London-based artist Erin Aniker was raised by an activist mother, is part of a female and non-binary led creative collective and was influenced by feminist theory at university. It is perhaps unsurprising then, that her bold and colourful illustrations often depict the faces, hands, relationships, nose rings and nail varnish of women. Ahead of International Women’s Day (Friday 8 March), she speaks to us about her feminist upbringing and her obsession with cobalt blue.
Words: Hannah Clugston
You have discussed going on protests with your mother when you were young, how do you continue her legacy of protest? I still go to protest marches. I am also part of a collective called We are Here UK, which is a group of women and non-binary black and Asian minority ethnic artists across all disciplines. We started it after the EU referendum because there was a spike in anti-immigration rhetoric and I think a few of us felt quite angry about it. I suggested we do an event or an exhibition where we explore what it means for us to be British and from another background as well. For me, I can be British and Turkish – they are not mutually exclusive identities. I like to think of We are Here UK as a form of activism. Also, in my illustration, if I get asked to do an editorial commission on a group of people, I will make sure that group is inclusive and include as many different types of people as possible. I will not go to the default setting of drawing lots of white middle class men.

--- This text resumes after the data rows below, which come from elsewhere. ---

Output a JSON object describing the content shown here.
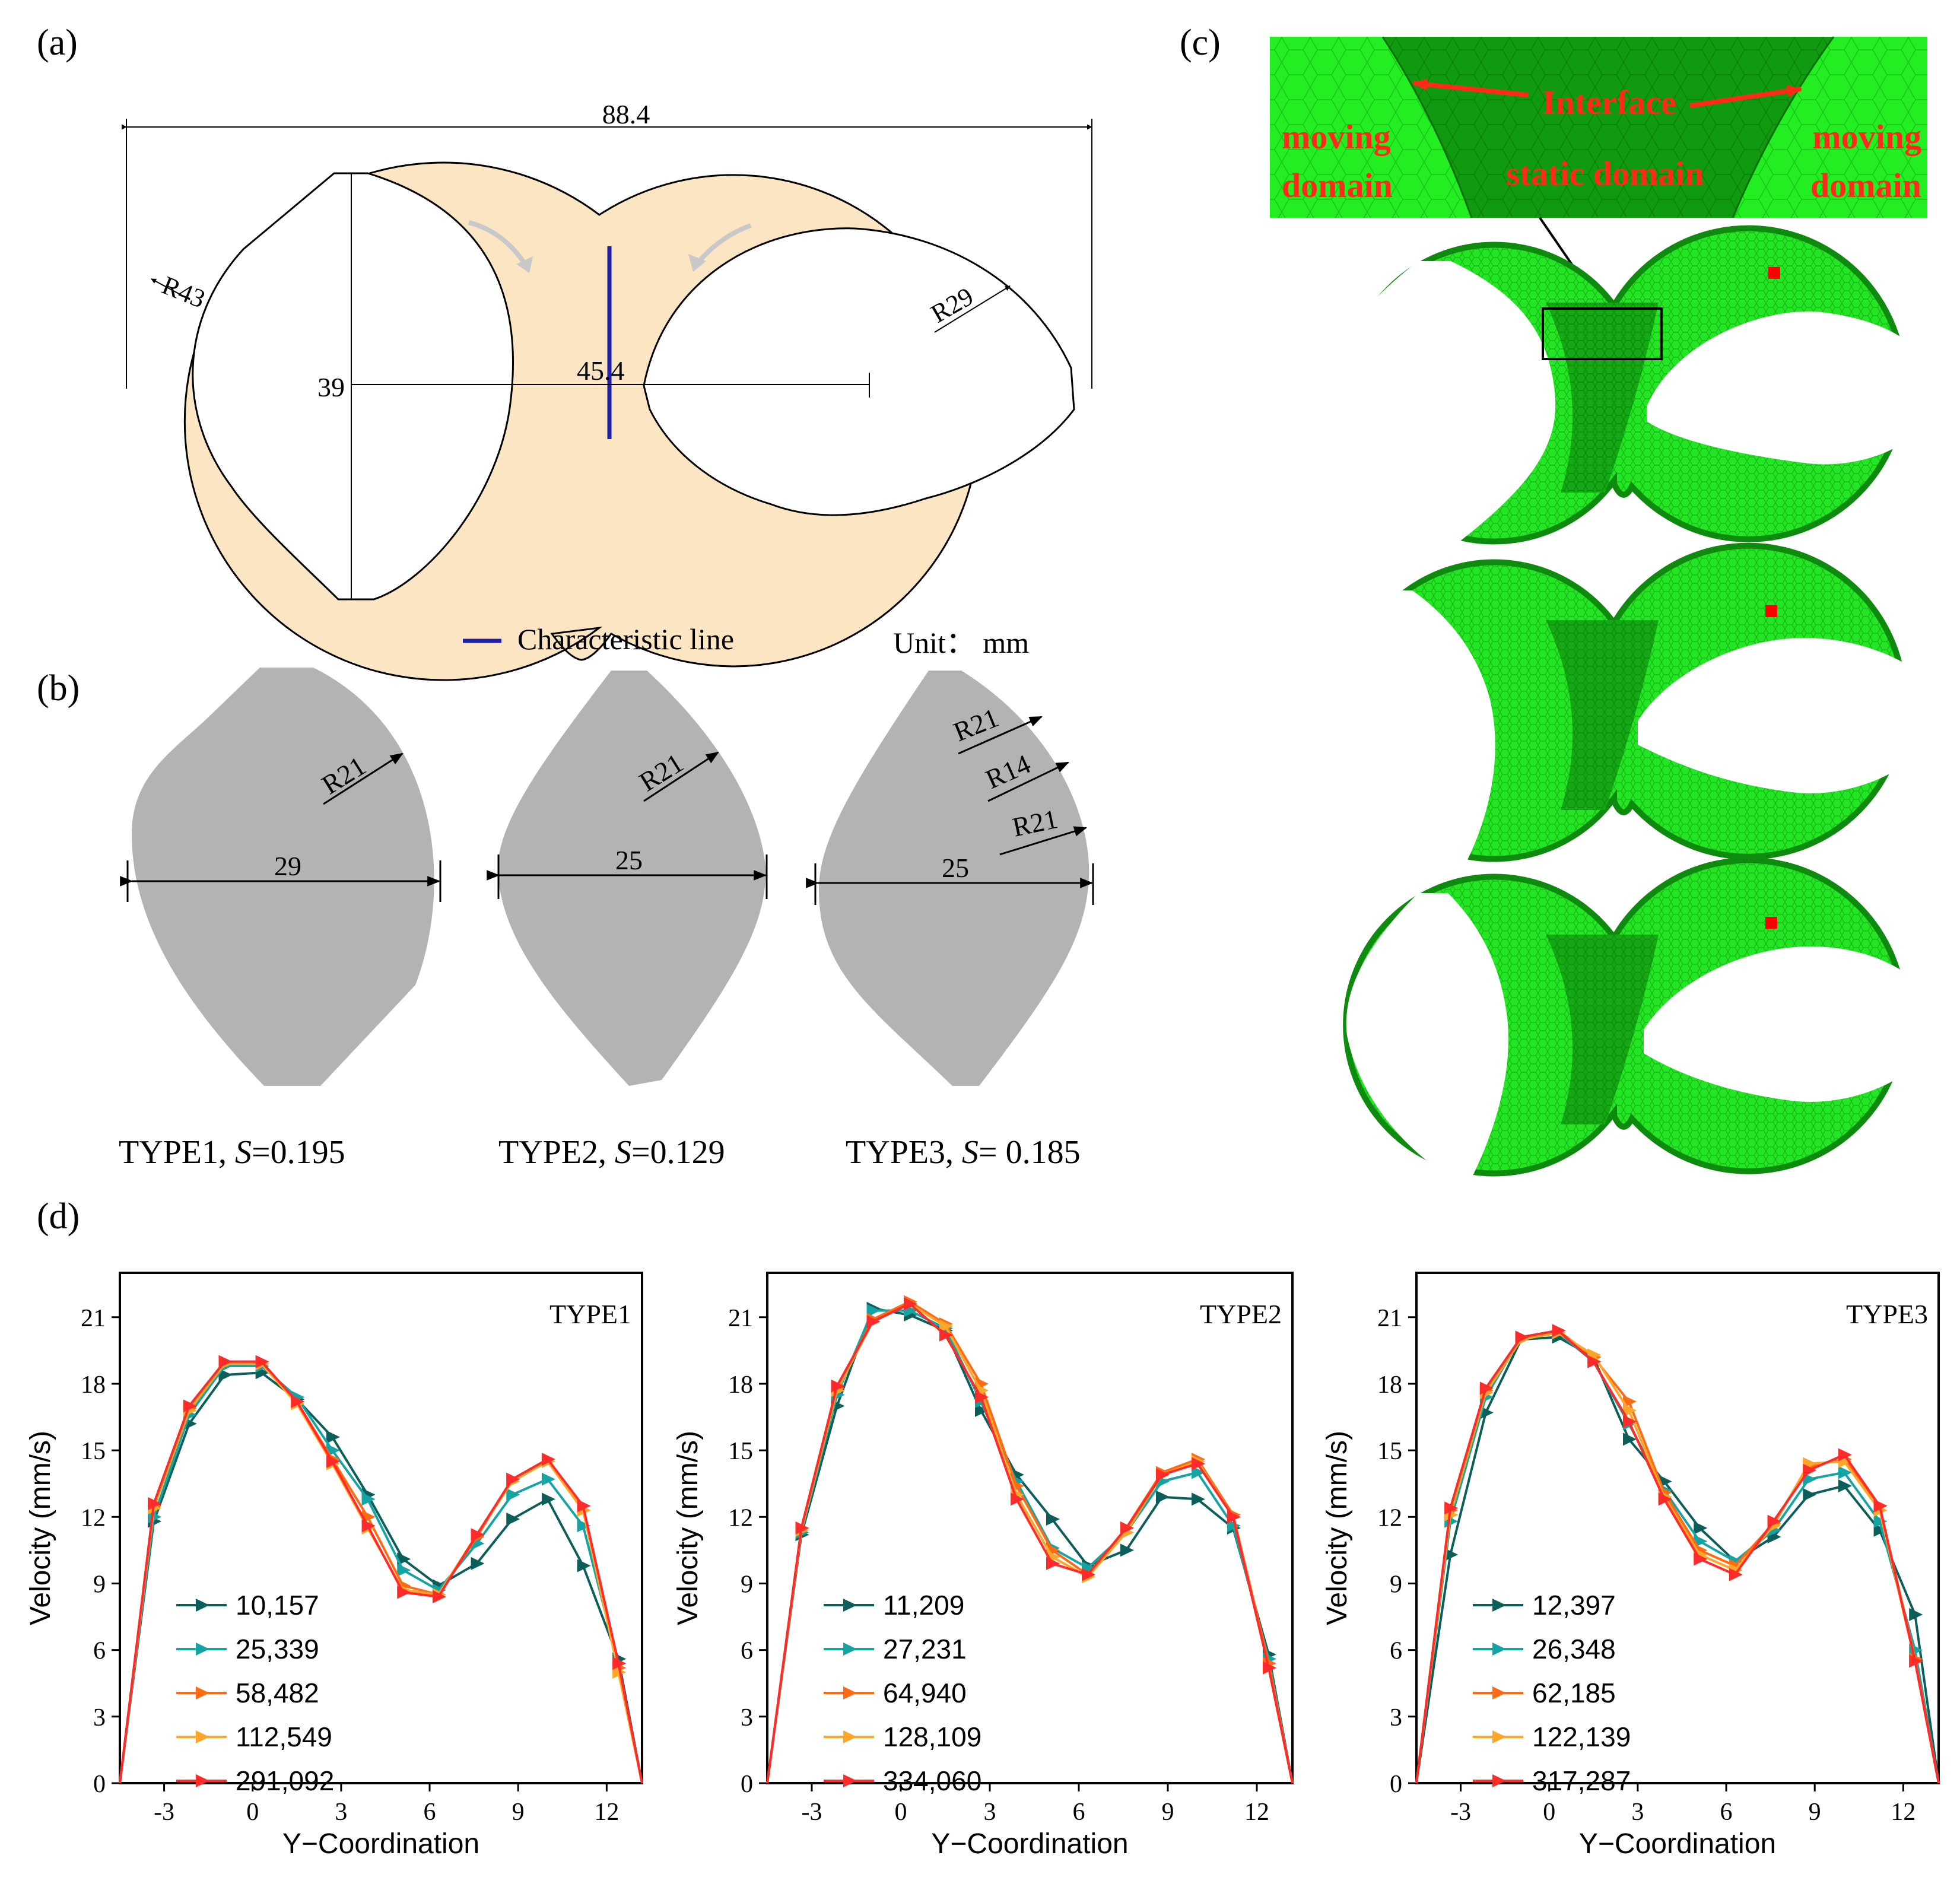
{
  "panel_labels": {
    "a": "(a)",
    "b": "(b)",
    "c": "(c)",
    "d": "(d)"
  },
  "panel_a": {
    "dim_total": "88.4",
    "dim_r43": "R43",
    "dim_r29": "R29",
    "dim_39": "39",
    "dim_45": "45.4",
    "legend_label": "Characteristic line",
    "unit": "Unit： mm",
    "colors": {
      "fill": "#fbe5c2",
      "line": "#1f1fa8"
    }
  },
  "panel_b": {
    "shapes": [
      {
        "name": "TYPE1",
        "radius_labels": [
          "R21"
        ],
        "width": "29",
        "caption_prefix": "TYPE1, ",
        "s_symbol": "S",
        "s_value": "=0.195"
      },
      {
        "name": "TYPE2",
        "radius_labels": [
          "R21"
        ],
        "width": "25",
        "caption_prefix": "TYPE2, ",
        "s_symbol": "S",
        "s_value": "=0.129"
      },
      {
        "name": "TYPE3",
        "radius_labels": [
          "R21",
          "R14",
          "R21"
        ],
        "width": "25",
        "caption_prefix": "TYPE3, ",
        "s_symbol": "S",
        "s_value": "= 0.185"
      }
    ],
    "colors": {
      "fill": "#b3b3b3"
    }
  },
  "panel_c": {
    "interface": "Interface",
    "moving_domain_left": [
      "moving",
      "domain"
    ],
    "static_domain": "static domain",
    "moving_domain_right": [
      "moving",
      "domain"
    ],
    "colors": {
      "mesh_light": "#22ee22",
      "mesh_dark": "#15a615",
      "label": "#ff2a1a",
      "marker": "#ff0000"
    }
  },
  "chart_data": [
    {
      "type": "line",
      "title": "TYPE1",
      "xlabel": "Y−Coordination",
      "ylabel": "Velocity (mm/s)",
      "xlim": [
        -4.5,
        13.2
      ],
      "ylim": [
        0,
        23
      ],
      "xticks": [
        -3,
        0,
        3,
        6,
        9,
        12
      ],
      "yticks": [
        0,
        3,
        6,
        9,
        12,
        15,
        18,
        21
      ],
      "x": [
        -4.5,
        -3.35,
        -2.15,
        -0.95,
        0.3,
        1.5,
        2.7,
        3.9,
        5.1,
        6.3,
        7.6,
        8.8,
        10.0,
        11.2,
        12.4,
        13.2
      ],
      "series": [
        {
          "name": "10,157",
          "values": [
            0,
            11.8,
            16.2,
            18.4,
            18.5,
            17.3,
            15.6,
            13.0,
            10.1,
            8.9,
            9.9,
            11.9,
            12.8,
            9.8,
            5.6,
            0
          ]
        },
        {
          "name": "25,339",
          "values": [
            0,
            12.0,
            16.6,
            18.8,
            18.8,
            17.4,
            15.0,
            12.8,
            9.6,
            8.7,
            10.8,
            13.0,
            13.7,
            11.6,
            5.4,
            0
          ]
        },
        {
          "name": "58,482",
          "values": [
            0,
            12.5,
            16.9,
            19.0,
            18.9,
            17.2,
            14.6,
            12.0,
            8.9,
            8.5,
            11.1,
            13.7,
            14.5,
            12.3,
            5.2,
            0
          ]
        },
        {
          "name": "112,549",
          "values": [
            0,
            12.4,
            16.8,
            18.9,
            18.9,
            17.1,
            14.4,
            11.5,
            8.7,
            8.5,
            11.2,
            13.6,
            14.5,
            12.3,
            5.0,
            0
          ]
        },
        {
          "name": "291,092",
          "values": [
            0,
            12.6,
            17.0,
            19.0,
            19.0,
            17.2,
            14.5,
            11.6,
            8.6,
            8.4,
            11.2,
            13.7,
            14.6,
            12.5,
            5.4,
            0
          ]
        }
      ]
    },
    {
      "type": "line",
      "title": "TYPE2",
      "xlabel": "Y−Coordination",
      "ylabel": "Velocity (mm/s)",
      "xlim": [
        -4.5,
        13.2
      ],
      "ylim": [
        0,
        23
      ],
      "xticks": [
        -3,
        0,
        3,
        6,
        9,
        12
      ],
      "yticks": [
        0,
        3,
        6,
        9,
        12,
        15,
        18,
        21
      ],
      "x": [
        -4.5,
        -3.35,
        -2.15,
        -0.95,
        0.3,
        1.5,
        2.7,
        3.9,
        5.1,
        6.3,
        7.6,
        8.8,
        10.0,
        11.2,
        12.4,
        13.2
      ],
      "series": [
        {
          "name": "11,209",
          "values": [
            0,
            11.2,
            17.0,
            21.4,
            21.1,
            20.4,
            16.8,
            13.9,
            11.9,
            9.8,
            10.5,
            12.9,
            12.8,
            11.5,
            5.8,
            0
          ]
        },
        {
          "name": "27,231",
          "values": [
            0,
            11.3,
            17.5,
            21.3,
            21.3,
            20.5,
            17.2,
            13.6,
            10.6,
            9.7,
            11.3,
            13.6,
            14.0,
            11.6,
            5.6,
            0
          ]
        },
        {
          "name": "64,940",
          "values": [
            0,
            11.5,
            17.8,
            20.9,
            21.7,
            20.7,
            18.0,
            13.4,
            10.5,
            9.4,
            11.5,
            14.0,
            14.6,
            12.1,
            5.4,
            0
          ]
        },
        {
          "name": "128,109",
          "values": [
            0,
            11.4,
            17.7,
            20.8,
            21.6,
            20.6,
            17.7,
            13.0,
            10.2,
            9.3,
            11.3,
            13.9,
            14.5,
            12.0,
            5.2,
            0
          ]
        },
        {
          "name": "334,060",
          "values": [
            0,
            11.5,
            17.9,
            20.8,
            21.6,
            20.2,
            17.4,
            12.8,
            9.9,
            9.4,
            11.5,
            13.9,
            14.4,
            12.0,
            5.2,
            0
          ]
        }
      ]
    },
    {
      "type": "line",
      "title": "TYPE3",
      "xlabel": "Y−Coordination",
      "ylabel": "Velocity (mm/s)",
      "xlim": [
        -4.5,
        13.2
      ],
      "ylim": [
        0,
        23
      ],
      "xticks": [
        -3,
        0,
        3,
        6,
        9,
        12
      ],
      "yticks": [
        0,
        3,
        6,
        9,
        12,
        15,
        18,
        21
      ],
      "x": [
        -4.5,
        -3.35,
        -2.15,
        -0.95,
        0.3,
        1.5,
        2.7,
        3.9,
        5.1,
        6.3,
        7.6,
        8.8,
        10.0,
        11.2,
        12.4,
        13.2
      ],
      "series": [
        {
          "name": "12,397",
          "values": [
            0,
            10.3,
            16.7,
            20.0,
            20.1,
            19.2,
            15.5,
            13.6,
            11.5,
            10.0,
            11.1,
            13.0,
            13.4,
            11.4,
            7.6,
            0
          ]
        },
        {
          "name": "26,348",
          "values": [
            0,
            11.8,
            17.4,
            20.1,
            20.3,
            19.0,
            16.2,
            13.2,
            10.9,
            10.0,
            11.4,
            13.7,
            14.0,
            11.8,
            6.0,
            0
          ]
        },
        {
          "name": "62,185",
          "values": [
            0,
            12.3,
            17.7,
            20.0,
            20.4,
            19.2,
            17.2,
            13.1,
            10.5,
            9.8,
            11.7,
            14.3,
            14.6,
            12.5,
            5.6,
            0
          ]
        },
        {
          "name": "122,139",
          "values": [
            0,
            12.1,
            17.6,
            20.0,
            20.3,
            19.3,
            16.8,
            12.9,
            10.3,
            9.6,
            11.6,
            14.4,
            14.5,
            12.3,
            5.5,
            0
          ]
        },
        {
          "name": "317,287",
          "values": [
            0,
            12.4,
            17.8,
            20.1,
            20.4,
            19.0,
            16.3,
            12.8,
            10.1,
            9.4,
            11.8,
            14.1,
            14.8,
            12.5,
            5.5,
            0
          ]
        }
      ]
    }
  ],
  "series_colors": [
    "#0c5e5b",
    "#16a3a3",
    "#ff6a12",
    "#ffa52a",
    "#ff2a2a"
  ]
}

Would you call your work feminist? I would. I am proud to call myself a feminist. I don’t make work with the sole intention of it being feminist. I think because I am so passionate about it and I am a feminist, I guess it just comes through in my work. When I create a piece of work, at the end I check it and ask am I conveying the right message?
When did you realise you were a feminist? I think from quite a young age. I feel quite privileged to have had the upbringing that I did because my mum didn’t raise me and my twin brother separately based on our gender. That isn’t necessarily radical or feminist, but I noticed that a lot of my friends didn’t have the same experience. If my brother was out playing in the garden, she’d make sure I went out and climbed trees and did whatever I wanted to as well. And, if we were cooking, she’d make my brother do it too. So, I didn’t see things as gender-based tasks or roles, I saw them as things that everyone did.
So, you were raised a feminist? Yeah, and I would say my brother was raised a feminist as well because gender wasn’t something that affected our childhood from a parenting point of view. They didn’t treat us differently, they didn’t dress us in certain things and they didn’t give us specific toys. I am sure they did certain things that were gendered, but I think compared to a lot of my friends my upbringing was quite feminist.
Were women always a central interest for you in your work then? Definitely. I have automatically been drawn towards drawing women. My mum has always been a key figure in my life and a lot of my friends happen to be women. But, I think that my primary interest is people. I am quite interested in how things like culture affect us – I think being British and Turkish has impacted my work. My dad is a language teacher and speaks five different languages, and I grew up in east London so I am very interested in people and culture because it was something I was raised in. Hands feature quite a lot in my work – sometimes there are just hands and no faces, which removes gender but also reflects how I am really interested in people, community and how we can support each other, which I think is quite important at the moment.
In terms of the aesthetics of your work, what inspires you? I am inspired by Turkish textiles and ceramics. There is a strong use of cobalt blue in a lot of them, and there was one point where I was working in blue – like every single shade of blue – and then I started dressing in blue! I found it a really calming colour. I have come up with this colour palette that is bold and vibrant because I am trying to put things out there that are quite joyful, colourful and positive. London can be quite grey, so sometimes I even find myself dressing in bright colours.
How do you think we should celebrate International Women’s Day? I am a little bit cynical about International Women’s Day or anything that is just one day to celebrate just one thing, but I do think women need to be celebrated. I guess, the best thing to do would be to use the day to support women artists and to support the women in your life. Champion the women that you love and respect, and advocate for women’s and human rights. And, if you are in a position of power, think about the amount of women and non-binary women of colour you have in your employment – are you paying them properly? Is there a wage gap between your employees?
Finally, choose one of your illustrations and tell me why it is important to you. I was commissioned to create an illustration about organ donation and religion and it is lots of hands from different backgrounds praying – or with hands clasped together – around a heart. On a similar theme, the illustration I created for Amnesty International to commemorate the anniversary of the Human Rights Act is lots of different hands all holding onto each other in a circle. The focus is on humanity and what we have in common as opposed to our differences. Both works are bright, powerful and positive. I think those two images definitely sum up what I want my work to stand for and the kind of work I want to create in the future too.